Universal Thirst Ilai typeface with illustration by Luca Schenardi

The creative explosion of global type

CR explores why ‘non-Latin’ terminology with regards to type is offensive and outdated, and why Arabic, Indic and other world scripts are undergoing a design revolution

For years, ‘non-Latin type’ has referred to any and all fonts that don’t use Latin script – the writing system underpinning many European languages. It’s a hugely unhelpful categorisation that lumps a rich and diverse set of writing systems including Arabic, Chinese, Japanese, Cyrillic, Korean and Indic into one, monolithic classification.
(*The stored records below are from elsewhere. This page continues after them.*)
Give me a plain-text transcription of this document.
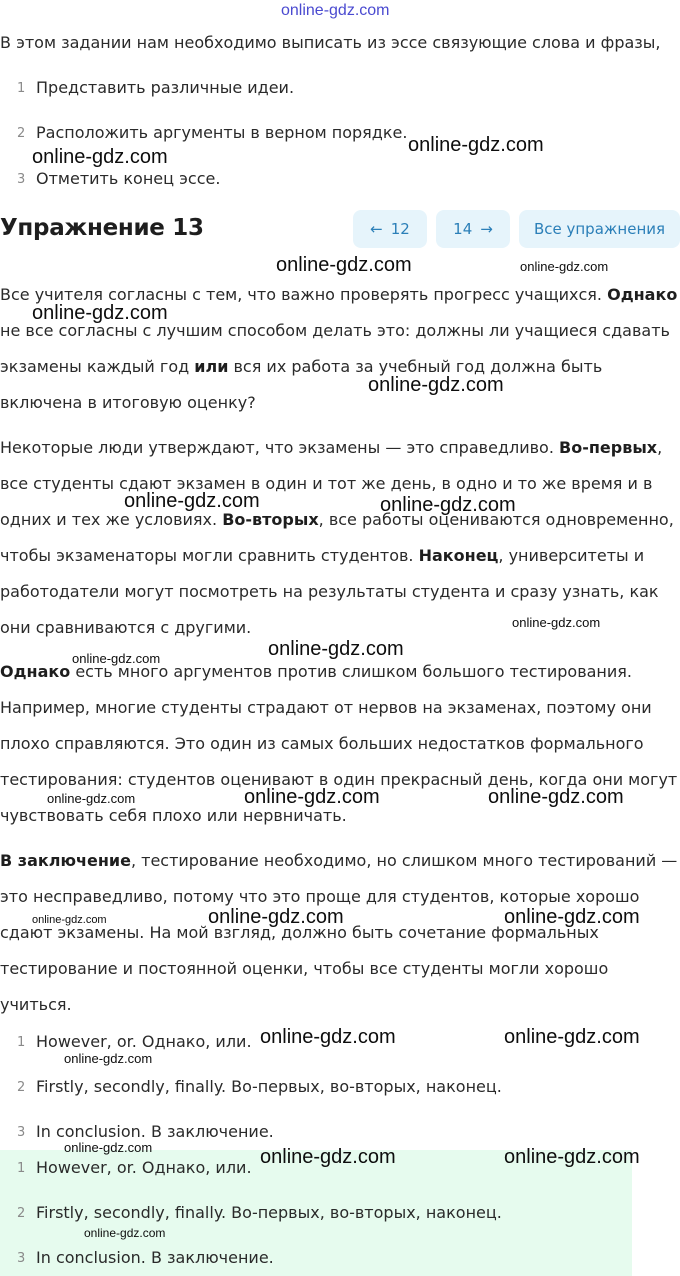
online-gdz.com
В этом задании нам необходимо выписать из эссе связующие слова и фразы,
1 Представить различные идеи.
2 Расположить аргументы в верном порядке.
3 Отметить конец эссе.
Упражнение 13	← 12	14 →	Все упражнения

Все учителя согласны с тем, что важно проверять прогресс учащихся. Однако не все согласны с лучшим способом делать это: должны ли учащиеся сдавать экзамены каждый год или вся их работа за учебный год должна быть включена в итоговую оценку?

Некоторые люди утверждают, что экзамены — это справедливо. Во-первых, все студенты сдают экзамен в один и тот же день, в одно и то же время и в одних и тех же условиях. Во-вторых, все работы оцениваются одновременно, чтобы экзаменаторы могли сравнить студентов. Наконец, университеты и работодатели могут посмотреть на результаты студента и сразу узнать, как они сравниваются с другими.

Однако есть много аргументов против слишком большого тестирования. Например, многие студенты страдают от нервов на экзаменах, поэтому они плохо справляются. Это один из самых больших недостатков формального тестирования: студентов оценивают в один прекрасный день, когда они могут чувствовать себя плохо или нервничать.

В заключение, тестирование необходимо, но слишком много тестирований — это несправедливо, потому что это проще для студентов, которые хорошо сдают экзамены. На мой взгляд, должно быть сочетание формальных тестирование и постоянной оценки, чтобы все студенты могли хорошо учиться.

1 However, or. Однако, или.
2 Firstly, secondly, finally. Во-первых, во-вторых, наконец.
3 In conclusion. В заключение.
1 However, or. Однако, или.
2 Firstly, secondly, finally. Во-первых, во-вторых, наконец.
3 In conclusion. В заключение.
online-gdz.com
online-gdz.com
online-gdz.com	online-gdz.com
online-gdz.com
online-gdz.com
online-gdz.com	online-gdz.com
online-gdz.com
online-gdz.com
online-gdz.com
online-gdz.com	online-gdz.com	online-gdz.com
online-gdz.com	online-gdz.com	online-gdz.com
online-gdz.com	online-gdz.com
online-gdz.com
online-gdz.com	online-gdz.com	online-gdz.com
online-gdz.com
“It encompasses a lot of different scripts which are not Latin-based, and to put them under one name discredits them in a way,” says Salomi Desai, a type designer at Universal Thirst – a foundry specialising in both Indic and Latin typefaces. “They all have very different characteristics and different histories, so if you bunch them together, it doesn’t truly represent where they come from.”

Nadine Chahine, type designer and founder of the ArabicType foundry, agrees that the terminology is problematic. “I think the people who write the books and come up with the terminology are situated in a certain geography and time, and they sometimes cannot escape that boundary,” she tells CR. “But we do not live in those times anymore, which is why we need to challenge ourselves.”